Both.  Faster because we “auction” each chunk to get it from the fastest server from our network or from the publisher’s existing CDN that can deliver it, and by building out “fast start” servers that serve the first few seconds really fast (better hardware, faster connections, and by storing only the first few seconds of each video).  Cheaper because our mid-stream switching technology fetches chunks of data further down the buffer from servers in other locations, thus evening out the demand on local severs.

What features do you plan on adding in the next 12 months?

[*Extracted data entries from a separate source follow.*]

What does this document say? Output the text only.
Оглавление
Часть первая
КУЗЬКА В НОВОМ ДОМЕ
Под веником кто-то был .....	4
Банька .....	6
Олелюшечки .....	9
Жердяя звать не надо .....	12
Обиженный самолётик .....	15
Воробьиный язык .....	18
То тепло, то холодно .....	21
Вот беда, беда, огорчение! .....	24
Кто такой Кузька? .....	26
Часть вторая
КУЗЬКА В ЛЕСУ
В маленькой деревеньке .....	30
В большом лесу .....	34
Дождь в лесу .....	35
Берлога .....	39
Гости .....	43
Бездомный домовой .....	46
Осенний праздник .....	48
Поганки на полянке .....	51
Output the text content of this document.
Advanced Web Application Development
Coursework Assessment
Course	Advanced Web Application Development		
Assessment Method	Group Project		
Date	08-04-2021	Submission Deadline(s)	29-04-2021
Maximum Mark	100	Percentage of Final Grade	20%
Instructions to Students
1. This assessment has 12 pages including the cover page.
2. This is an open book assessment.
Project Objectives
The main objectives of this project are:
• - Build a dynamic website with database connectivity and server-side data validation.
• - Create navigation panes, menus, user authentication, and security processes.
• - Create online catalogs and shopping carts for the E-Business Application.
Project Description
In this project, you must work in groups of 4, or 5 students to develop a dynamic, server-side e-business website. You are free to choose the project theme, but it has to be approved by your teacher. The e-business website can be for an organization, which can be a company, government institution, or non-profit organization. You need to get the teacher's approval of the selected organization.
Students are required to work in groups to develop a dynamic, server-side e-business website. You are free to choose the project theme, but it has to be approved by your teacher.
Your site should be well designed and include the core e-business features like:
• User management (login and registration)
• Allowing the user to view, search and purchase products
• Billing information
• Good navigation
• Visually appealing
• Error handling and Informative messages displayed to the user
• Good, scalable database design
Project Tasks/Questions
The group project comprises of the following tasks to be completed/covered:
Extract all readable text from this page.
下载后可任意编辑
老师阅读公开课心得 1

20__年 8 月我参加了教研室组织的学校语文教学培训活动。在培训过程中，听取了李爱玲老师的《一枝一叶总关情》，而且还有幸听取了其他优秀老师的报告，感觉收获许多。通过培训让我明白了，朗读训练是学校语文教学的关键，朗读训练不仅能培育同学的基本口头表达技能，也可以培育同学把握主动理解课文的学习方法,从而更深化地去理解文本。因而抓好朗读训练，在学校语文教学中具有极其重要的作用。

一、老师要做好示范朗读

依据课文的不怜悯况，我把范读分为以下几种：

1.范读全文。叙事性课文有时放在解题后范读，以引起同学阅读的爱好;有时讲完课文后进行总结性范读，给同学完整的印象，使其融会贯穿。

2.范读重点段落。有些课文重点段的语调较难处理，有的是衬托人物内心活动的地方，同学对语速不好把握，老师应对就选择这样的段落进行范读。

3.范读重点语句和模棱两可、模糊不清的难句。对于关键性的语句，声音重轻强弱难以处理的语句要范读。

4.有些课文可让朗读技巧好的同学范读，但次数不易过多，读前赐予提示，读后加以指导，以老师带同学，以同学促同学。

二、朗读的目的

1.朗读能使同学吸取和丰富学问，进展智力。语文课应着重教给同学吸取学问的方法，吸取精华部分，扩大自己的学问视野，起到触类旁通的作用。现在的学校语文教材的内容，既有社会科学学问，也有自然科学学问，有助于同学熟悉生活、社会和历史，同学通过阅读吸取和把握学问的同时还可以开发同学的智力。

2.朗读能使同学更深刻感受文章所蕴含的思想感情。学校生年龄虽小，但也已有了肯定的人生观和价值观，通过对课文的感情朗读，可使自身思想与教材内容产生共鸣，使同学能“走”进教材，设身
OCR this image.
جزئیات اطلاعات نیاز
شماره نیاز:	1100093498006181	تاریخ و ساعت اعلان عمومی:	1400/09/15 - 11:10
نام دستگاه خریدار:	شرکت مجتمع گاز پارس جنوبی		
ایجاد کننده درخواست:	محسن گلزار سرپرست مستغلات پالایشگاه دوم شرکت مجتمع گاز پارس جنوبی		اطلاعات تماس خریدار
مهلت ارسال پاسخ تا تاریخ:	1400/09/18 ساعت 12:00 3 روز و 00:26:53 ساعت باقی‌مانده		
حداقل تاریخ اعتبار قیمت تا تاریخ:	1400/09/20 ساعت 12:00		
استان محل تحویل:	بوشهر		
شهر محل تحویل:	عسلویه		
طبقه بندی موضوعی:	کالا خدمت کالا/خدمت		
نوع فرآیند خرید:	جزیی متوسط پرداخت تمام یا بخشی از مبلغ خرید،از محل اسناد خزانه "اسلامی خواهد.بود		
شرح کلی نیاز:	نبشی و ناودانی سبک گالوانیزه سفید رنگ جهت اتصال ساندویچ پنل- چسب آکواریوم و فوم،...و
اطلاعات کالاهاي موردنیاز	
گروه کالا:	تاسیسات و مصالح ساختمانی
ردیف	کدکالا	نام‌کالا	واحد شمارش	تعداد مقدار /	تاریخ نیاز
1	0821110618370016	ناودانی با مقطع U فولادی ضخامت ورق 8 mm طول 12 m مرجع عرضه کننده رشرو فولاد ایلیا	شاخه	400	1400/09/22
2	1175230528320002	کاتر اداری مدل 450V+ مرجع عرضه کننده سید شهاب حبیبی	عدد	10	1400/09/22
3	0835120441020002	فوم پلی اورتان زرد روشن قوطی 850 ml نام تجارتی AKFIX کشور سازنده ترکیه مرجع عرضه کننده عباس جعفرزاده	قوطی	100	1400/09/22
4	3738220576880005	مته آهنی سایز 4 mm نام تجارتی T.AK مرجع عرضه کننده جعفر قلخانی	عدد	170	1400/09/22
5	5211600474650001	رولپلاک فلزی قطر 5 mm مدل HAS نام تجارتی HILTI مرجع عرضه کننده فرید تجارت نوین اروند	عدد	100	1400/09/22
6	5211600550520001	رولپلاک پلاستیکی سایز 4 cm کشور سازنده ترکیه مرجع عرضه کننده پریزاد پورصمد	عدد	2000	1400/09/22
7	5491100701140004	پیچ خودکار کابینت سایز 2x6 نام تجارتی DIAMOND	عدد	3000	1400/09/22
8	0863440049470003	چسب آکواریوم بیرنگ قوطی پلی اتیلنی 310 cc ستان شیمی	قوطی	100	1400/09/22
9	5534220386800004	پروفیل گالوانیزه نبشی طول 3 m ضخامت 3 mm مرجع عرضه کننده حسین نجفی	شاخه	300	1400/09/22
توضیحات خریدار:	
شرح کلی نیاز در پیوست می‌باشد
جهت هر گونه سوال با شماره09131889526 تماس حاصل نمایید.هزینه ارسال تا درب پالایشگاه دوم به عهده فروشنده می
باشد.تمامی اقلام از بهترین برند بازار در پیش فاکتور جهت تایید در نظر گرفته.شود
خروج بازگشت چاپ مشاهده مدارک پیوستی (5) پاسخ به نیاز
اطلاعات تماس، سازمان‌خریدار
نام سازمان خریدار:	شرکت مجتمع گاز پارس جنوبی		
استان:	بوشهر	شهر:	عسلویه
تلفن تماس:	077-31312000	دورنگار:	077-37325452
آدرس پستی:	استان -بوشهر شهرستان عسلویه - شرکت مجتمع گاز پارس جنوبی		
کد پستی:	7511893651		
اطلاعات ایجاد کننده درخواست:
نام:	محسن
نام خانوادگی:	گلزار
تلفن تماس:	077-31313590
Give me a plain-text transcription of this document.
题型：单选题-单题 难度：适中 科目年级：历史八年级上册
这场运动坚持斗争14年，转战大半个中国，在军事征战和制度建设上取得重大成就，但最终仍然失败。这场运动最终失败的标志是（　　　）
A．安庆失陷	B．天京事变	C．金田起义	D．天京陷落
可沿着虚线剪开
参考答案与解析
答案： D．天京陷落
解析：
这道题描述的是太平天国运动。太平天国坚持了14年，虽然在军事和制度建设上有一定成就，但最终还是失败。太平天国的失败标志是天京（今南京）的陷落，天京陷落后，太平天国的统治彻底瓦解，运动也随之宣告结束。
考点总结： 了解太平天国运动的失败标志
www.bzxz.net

Often it’s the ads themselves that slow down the video start times, due to the ad networks’ slow response (in some cases) or the slow serving of the ads, or the time it takes to “stitch” the end of the ad to the start of the videos in other cases.  We are building client side technologies to make ad serving faster.  We are also building top-line metrics in to our statistics dashboard, to enable comparison of ad revenue per user by CDN from which content is shown, to enable A/B testing of what performance does to viewership of content and ads.

The video delivery CDN market is the most competitive segment within the CDN industry, how will you thrive long term?

While all the talk in the industry is about the CDN cost on one hand, and the number of POPs that a CDN has on the other, Hola is changing the discussion.  On the cost side, Hola’s technology gives us a different cost structure, where at “breakneck” market pricing we are still extremely profitable.  On the other hand we don’t talk about POPs, jitter, or any other metric that does not involve direct user quality of experience.  We are the only vendor that provides free statistics / analytics dashboards to all, so that our video delivery can be compared in its real results (video start time, buffering, video quality, seek time) to other CDNs.

At the end, in Western countries, the cost of delivery is marginal to publishers, whereas the difference in revenues is huge when performance is dramatically improved. (in South East Asia, South America, Japan and Australia, the video delivery costs are still prohibitive.  In those geographies, Hola’s delivery costs becomes a game changer).

How does your service work with mobile video delivery?

Same.

Is there anything else you would like to share regarding Hola CDN?

Hola is now 110 people, profitable, and growing to 200 folks by end of 2016.  We are hiring tech talents around the world – apply at hola.org/jobs.

Our investors include Horizons ventures (from Li Ka Shing, owner of Hutchison), Orange, DFJ and others.  We’ve raised $30m to make a faster Internet, and we are on our way!